Sur Hairy Bones, l’électricité n’est pas utilisée comme un simple renfort pour la rythmique - pour trouver ici une once de groove élastique c’est peine perdue - ni comme matière démonstrative à solo. Massimo Pupillo s’essaie à un jeu plus en retrait que celui qu’il pratique avec Zu mais constituant toujours une solide assise (associé à Paal Nilssen-Love ils forment l’une des meilleures sections rythmiques du genre improvisé). C’est du côté de Toshinori Kondo que l’on trouve l’influence la plus directe de l’électricité tant le jeu de trompettiste en est radicalement modifié, faisant passer sa pratique de l’instrument à un tout autre stade, interstellaire, bien loin de l’effet pittoresque de l’expérimentation pour pas cher. Mieux : le jeu sinueux et coulant de Kondo s’accorde parfaitement avec celui - tout en flux également - de Brötzmann et finit même par influencer celui-ci, qui sur la deuxième moitié du disque altère le son de son instrument (mais tout au long du disque j’ai trouvé qu’il était plus étouffé que d’habitude), lui cherche des similitudes avec celui de la trompette électrique du japonais. On sait depuis les expériences en solo de Peter Brötzmann (comme le très bel album Right As Rain dédié à son vieil ami Werner Lüdi) que le saxophoniste allemand a un phrasé inimitable également lorsqu’il souffle dans le registre du ténu et presque de la pudeur - loin de sa réputation non usurpée d’artificier du free. Il nous livre là une performance passionnée et toute en contrastes, réellement l’une de ses meilleures depuis bien longtemps, et évite de se faire voler le rôle de la vedette par Toshinori Kondo que d’extrême justesse.

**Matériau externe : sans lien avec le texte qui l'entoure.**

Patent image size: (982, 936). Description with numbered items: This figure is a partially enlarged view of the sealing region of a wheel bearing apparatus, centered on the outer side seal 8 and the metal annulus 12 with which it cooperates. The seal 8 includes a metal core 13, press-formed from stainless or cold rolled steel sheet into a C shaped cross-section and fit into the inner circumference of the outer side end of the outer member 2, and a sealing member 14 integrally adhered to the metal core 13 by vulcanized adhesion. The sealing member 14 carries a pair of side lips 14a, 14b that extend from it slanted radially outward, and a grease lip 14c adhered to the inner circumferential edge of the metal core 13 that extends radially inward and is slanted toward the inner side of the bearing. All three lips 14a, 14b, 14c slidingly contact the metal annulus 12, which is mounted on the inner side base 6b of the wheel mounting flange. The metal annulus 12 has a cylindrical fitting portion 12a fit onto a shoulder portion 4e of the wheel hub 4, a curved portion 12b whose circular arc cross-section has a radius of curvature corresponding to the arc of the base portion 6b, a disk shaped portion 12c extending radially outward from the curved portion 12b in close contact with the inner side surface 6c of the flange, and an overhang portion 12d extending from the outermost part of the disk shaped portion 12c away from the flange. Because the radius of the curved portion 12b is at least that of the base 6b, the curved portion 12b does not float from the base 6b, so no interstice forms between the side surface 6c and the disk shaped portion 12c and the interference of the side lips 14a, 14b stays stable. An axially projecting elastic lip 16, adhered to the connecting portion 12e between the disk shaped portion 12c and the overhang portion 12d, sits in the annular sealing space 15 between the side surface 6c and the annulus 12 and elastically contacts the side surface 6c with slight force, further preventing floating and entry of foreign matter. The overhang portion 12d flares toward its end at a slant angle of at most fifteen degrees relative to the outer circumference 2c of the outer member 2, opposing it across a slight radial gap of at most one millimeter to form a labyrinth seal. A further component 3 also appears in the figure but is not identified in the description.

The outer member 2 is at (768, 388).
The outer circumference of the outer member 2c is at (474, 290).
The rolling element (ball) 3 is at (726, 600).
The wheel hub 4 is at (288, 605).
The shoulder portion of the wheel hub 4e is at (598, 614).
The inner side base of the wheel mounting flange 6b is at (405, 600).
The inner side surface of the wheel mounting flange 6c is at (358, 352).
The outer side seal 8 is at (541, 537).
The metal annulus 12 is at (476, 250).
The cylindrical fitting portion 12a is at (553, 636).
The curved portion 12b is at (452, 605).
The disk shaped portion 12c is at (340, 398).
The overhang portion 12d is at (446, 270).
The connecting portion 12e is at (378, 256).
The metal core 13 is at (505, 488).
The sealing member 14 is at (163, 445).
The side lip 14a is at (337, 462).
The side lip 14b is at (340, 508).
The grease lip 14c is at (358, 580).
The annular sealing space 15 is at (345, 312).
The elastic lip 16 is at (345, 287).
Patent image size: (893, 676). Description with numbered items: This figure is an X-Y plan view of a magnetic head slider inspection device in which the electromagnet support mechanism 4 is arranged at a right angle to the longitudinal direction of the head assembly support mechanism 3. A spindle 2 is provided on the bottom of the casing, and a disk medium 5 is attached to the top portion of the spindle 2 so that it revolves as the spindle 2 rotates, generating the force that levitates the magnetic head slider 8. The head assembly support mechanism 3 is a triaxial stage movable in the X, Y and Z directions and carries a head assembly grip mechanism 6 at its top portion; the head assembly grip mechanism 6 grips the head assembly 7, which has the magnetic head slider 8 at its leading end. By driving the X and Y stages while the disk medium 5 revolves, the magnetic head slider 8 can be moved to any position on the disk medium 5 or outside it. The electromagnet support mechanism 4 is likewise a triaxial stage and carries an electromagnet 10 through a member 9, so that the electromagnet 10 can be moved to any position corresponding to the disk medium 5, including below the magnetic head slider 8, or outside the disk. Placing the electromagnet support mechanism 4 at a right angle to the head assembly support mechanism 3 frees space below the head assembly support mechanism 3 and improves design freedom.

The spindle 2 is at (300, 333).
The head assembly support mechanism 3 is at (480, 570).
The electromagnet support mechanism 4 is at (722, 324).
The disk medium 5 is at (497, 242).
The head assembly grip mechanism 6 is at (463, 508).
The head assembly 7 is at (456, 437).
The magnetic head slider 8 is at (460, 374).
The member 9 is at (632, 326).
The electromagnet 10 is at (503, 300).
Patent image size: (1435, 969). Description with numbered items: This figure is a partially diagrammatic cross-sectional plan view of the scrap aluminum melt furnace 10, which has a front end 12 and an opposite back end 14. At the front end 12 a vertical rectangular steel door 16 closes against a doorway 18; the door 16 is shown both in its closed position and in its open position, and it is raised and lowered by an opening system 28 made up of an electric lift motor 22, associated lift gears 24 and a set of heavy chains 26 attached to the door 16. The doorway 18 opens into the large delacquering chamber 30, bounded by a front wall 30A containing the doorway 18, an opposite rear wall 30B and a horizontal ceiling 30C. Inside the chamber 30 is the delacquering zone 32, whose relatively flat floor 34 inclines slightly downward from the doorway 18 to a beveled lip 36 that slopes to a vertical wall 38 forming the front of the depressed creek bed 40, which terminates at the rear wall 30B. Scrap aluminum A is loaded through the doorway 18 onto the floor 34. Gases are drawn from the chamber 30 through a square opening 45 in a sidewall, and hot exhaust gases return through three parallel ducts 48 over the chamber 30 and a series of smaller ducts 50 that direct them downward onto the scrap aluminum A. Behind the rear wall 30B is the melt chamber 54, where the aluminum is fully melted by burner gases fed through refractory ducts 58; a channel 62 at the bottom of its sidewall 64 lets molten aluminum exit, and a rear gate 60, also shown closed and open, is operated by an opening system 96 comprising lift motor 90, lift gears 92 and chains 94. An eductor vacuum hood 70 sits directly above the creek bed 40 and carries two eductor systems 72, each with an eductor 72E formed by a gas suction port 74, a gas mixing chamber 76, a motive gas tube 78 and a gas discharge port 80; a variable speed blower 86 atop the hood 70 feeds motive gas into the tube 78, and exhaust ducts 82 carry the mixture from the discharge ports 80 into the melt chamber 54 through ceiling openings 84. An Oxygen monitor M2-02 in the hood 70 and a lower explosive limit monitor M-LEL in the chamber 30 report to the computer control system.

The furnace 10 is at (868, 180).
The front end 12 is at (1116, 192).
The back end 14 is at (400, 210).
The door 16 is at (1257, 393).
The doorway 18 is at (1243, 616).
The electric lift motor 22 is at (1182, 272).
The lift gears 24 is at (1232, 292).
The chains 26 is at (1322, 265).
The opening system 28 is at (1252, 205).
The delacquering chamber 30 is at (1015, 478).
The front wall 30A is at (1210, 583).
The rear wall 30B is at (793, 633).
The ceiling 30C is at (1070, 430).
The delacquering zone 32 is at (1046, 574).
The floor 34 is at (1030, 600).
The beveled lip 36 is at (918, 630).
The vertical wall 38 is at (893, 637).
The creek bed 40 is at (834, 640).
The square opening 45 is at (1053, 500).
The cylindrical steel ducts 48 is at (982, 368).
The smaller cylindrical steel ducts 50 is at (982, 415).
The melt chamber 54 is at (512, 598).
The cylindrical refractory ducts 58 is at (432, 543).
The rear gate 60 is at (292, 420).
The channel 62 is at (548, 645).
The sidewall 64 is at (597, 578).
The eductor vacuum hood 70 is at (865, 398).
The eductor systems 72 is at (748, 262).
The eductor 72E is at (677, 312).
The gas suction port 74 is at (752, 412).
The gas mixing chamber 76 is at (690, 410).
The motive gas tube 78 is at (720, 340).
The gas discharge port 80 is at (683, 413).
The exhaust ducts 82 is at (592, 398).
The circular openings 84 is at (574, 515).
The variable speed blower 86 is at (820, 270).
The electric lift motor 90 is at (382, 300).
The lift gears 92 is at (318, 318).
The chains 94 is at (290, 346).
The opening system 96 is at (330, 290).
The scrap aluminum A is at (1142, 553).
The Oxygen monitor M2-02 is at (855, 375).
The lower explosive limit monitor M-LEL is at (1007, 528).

Hairy Bones a tout donc tous les éléments pour glisser d’un free jazz hargneux vers quelque chose de plus pâteux et de plus transformiste, le quartet en oublie parfois les idiomes classiques du (free) jazz sans tomber dans les pièges du contemporain et installe une atmosphère captivante et épidermique. Enregistré en concert en 2008 à Amsterdam et publié par Okka Disc, Hairy Bones capte un instantané fulgurant de grâce et d’invention permanente. Peter Brötzmann et ses trois camarades donneront quelques concerts en Europe au mois d’octobre dont le 25 au festival Densités de Fresnes-en-Woëvre (dans la Meuse, pas très très loin de Nancy) et le 26 octobre à la Cave 12 de Genève*.